The index form of `root9(((4)/(5))^(2))` is

To find the index form of \( \sqrt[9]{\left(\frac{4}{5}\right)^2} \), we will follow these steps: ### Step 1: Rewrite the expression using exponent notation The expression \( \sqrt[9]{\left(\frac{4}{5}\right)^2} \) can be rewritten using exponent notation. The \( n \)-th root of a number can be expressed as that number raised to the power of \( \frac{1}{n} \). \[ \sqrt[9]{\left(\frac{4}{5}\right)^2} = \left(\left(\frac{4}{5}\right)^2\right)^{\frac{1}{9}} \] ### Step 2: Apply the power of a power property Next, we apply the power of a power property, which states that \( (a^m)^n = a^{m \cdot n} \).

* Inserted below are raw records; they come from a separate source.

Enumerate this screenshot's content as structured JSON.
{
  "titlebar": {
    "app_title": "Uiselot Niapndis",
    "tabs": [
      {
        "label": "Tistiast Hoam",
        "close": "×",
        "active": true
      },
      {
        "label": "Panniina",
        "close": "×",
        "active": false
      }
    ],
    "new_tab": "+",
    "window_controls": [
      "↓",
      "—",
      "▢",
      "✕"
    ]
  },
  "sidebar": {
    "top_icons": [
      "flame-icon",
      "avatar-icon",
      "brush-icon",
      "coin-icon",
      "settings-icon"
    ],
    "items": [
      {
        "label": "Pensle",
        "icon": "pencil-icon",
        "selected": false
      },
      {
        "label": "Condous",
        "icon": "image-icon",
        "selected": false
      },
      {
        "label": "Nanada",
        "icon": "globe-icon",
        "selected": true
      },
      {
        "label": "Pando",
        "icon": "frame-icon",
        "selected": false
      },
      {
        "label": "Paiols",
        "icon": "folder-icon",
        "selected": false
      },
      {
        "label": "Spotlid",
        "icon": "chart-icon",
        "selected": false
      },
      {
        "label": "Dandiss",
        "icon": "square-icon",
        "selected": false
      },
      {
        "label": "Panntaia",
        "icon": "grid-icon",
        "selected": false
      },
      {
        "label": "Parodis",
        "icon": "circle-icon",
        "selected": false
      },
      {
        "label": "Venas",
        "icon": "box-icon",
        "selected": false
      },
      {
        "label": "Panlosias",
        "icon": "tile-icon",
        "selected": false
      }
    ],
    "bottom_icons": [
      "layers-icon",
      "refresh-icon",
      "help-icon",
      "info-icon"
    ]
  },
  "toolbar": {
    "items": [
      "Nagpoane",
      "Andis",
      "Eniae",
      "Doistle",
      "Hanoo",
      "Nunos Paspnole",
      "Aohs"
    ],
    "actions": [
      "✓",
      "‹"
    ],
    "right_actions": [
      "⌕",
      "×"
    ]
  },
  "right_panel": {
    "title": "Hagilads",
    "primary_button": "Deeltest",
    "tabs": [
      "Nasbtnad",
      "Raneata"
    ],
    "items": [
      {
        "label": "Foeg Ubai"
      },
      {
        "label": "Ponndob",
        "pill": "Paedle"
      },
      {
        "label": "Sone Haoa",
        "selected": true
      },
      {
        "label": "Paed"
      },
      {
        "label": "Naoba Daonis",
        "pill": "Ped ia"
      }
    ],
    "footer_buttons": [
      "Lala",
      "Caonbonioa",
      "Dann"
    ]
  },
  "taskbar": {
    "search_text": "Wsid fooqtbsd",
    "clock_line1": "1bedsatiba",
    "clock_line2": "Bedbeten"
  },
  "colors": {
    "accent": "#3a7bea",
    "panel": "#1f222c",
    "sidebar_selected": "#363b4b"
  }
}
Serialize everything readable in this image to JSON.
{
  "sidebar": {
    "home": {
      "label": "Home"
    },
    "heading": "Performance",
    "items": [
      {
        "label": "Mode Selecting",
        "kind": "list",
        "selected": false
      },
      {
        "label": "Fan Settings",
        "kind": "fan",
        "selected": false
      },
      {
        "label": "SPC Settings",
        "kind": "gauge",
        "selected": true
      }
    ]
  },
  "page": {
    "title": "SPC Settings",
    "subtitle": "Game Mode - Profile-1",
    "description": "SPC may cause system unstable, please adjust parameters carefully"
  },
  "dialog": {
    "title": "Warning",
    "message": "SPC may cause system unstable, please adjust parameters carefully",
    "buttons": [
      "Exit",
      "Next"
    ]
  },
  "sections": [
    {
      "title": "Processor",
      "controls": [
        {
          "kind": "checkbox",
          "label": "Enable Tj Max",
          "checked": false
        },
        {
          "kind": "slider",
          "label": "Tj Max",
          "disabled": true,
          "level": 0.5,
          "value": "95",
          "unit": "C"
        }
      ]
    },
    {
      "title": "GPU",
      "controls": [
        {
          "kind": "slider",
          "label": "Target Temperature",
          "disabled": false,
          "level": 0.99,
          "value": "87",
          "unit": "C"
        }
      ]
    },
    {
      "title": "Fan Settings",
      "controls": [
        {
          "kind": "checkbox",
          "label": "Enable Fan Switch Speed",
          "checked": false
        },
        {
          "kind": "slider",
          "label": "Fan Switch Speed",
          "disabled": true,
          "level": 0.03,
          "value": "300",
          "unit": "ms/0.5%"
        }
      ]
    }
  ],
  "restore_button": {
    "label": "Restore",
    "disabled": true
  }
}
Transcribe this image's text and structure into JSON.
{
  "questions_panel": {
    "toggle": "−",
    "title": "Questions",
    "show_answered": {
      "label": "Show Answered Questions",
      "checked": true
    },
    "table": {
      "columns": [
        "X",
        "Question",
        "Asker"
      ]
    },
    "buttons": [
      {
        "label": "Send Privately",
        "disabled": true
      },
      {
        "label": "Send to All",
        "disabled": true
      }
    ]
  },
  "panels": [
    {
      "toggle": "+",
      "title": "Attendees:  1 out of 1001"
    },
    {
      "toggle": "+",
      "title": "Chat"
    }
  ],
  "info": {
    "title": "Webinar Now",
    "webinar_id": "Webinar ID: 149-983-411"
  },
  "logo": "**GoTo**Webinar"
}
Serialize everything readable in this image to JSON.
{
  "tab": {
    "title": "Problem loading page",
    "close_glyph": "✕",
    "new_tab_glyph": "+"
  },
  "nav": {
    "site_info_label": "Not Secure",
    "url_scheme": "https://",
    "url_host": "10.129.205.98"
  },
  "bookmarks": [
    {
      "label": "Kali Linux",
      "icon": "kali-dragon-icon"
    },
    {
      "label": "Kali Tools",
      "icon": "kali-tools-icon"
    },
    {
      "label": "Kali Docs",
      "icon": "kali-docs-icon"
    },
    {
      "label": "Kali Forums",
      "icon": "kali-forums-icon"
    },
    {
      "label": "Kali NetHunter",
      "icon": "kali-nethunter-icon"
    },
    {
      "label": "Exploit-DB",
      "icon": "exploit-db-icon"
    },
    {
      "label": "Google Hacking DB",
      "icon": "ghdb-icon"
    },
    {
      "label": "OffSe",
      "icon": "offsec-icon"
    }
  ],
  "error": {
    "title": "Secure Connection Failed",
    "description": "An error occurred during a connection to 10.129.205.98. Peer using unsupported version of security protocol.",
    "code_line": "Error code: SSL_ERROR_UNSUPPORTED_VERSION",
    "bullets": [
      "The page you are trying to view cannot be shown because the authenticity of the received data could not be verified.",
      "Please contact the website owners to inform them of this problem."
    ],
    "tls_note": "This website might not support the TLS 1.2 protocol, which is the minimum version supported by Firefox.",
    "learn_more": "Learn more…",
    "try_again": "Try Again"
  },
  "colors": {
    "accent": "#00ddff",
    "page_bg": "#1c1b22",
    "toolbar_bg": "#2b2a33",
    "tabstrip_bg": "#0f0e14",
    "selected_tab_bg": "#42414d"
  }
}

In our case, we have: \[ \left(\left(\frac{4}{5}\right)^2\right)^{\frac{1}{9}} = \left(\frac{4}{5}\right)^{2 \cdot \frac{1}{9}} = \left(\frac{4}{5}\right)^{\frac{2}{9}} \] ### Step 3: Express the fraction in terms of its base components Now we can express \( \left(\frac{4}{5}\right)^{\frac{2}{9}} \) in terms of its base components: \[ \left(\frac{4}{5}\right)^{\frac{2}{9}} = \frac{4^{\frac{2}{9}}}{5^{\frac{2}{9}}} \] ### Step 4: Write the final index form Thus, the index form of \( \sqrt[9]{\left(\frac{4}{5}\right)^2} \) is: \[ \frac{4^{\frac{2}{9}}}{5^{\frac{2}{9}}} \] ### Final Answer The index form of \( \sqrt[9]{\left(\frac{4}{5}\right)^2} \) is \( \frac{4^{\frac{2}{9}}}{5^{\frac{2}{9}}} \). ---